Leider reden wir hier ja nur über die Quote. Damit werden die Importe ja noch nicht gänzlich verschwinden. Nach und nach werden die Importeure sicher die Segel streichen aber das Problem Import bleibt sicher noch lange: Wenn der Arzt einen Import aufschreibt (meistens wissen die das ja nicht mal) dürfen wir wieder den Quatsch durchziehen: Lieferbarkeit, Dokumentation, ggfs. Rezeptänderungen oder gar Retaxationen.....
Aber wenigstens EIN Schritt in die richtige Richtung....

AW: Herman und Co

von Heiko Barz am 08.06.2016 um 13:58 Uhr

Die Lobpreisung von "Dr. Hermann" greift zu hoch.

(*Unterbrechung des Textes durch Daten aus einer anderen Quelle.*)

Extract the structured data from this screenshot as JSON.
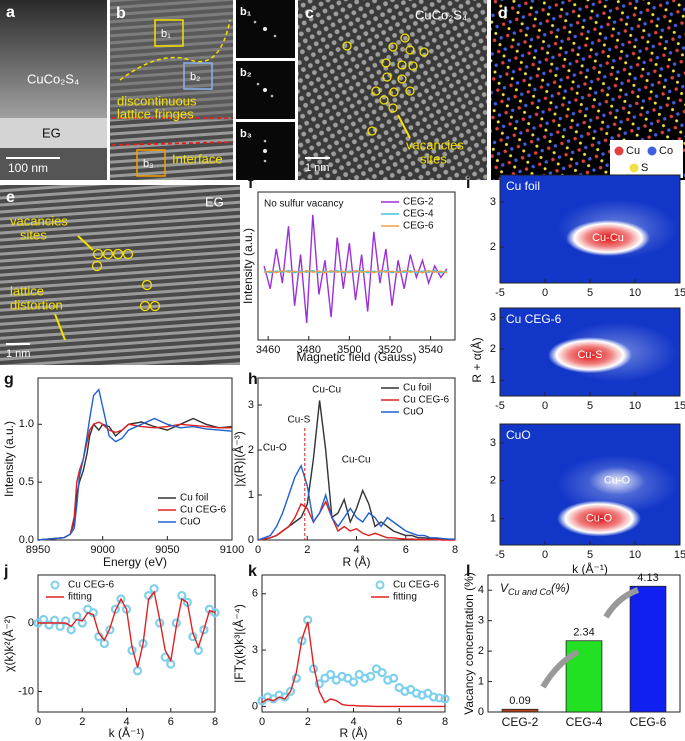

Wenn ein Funktionär in seiner Position den Apothekern an die Seite springt und sich gleichzeitig auch noch mit unseren Funktionären bildlich einheitlich präsentiert, dann kann man sicher sein, dass das ausschließlich finanzielle Hintergründe hat. Andersherum würde er sofort und auch ohne jede Rücksicht weitere Belastungen uns Apothekern aufdrücken.
Diese Leute sehen nur ihren momentanen medialen Effekt.
Das Wort Gutmensch kommt in derer ( seiner ) Nomenklatur mit Sicherheit nicht vor.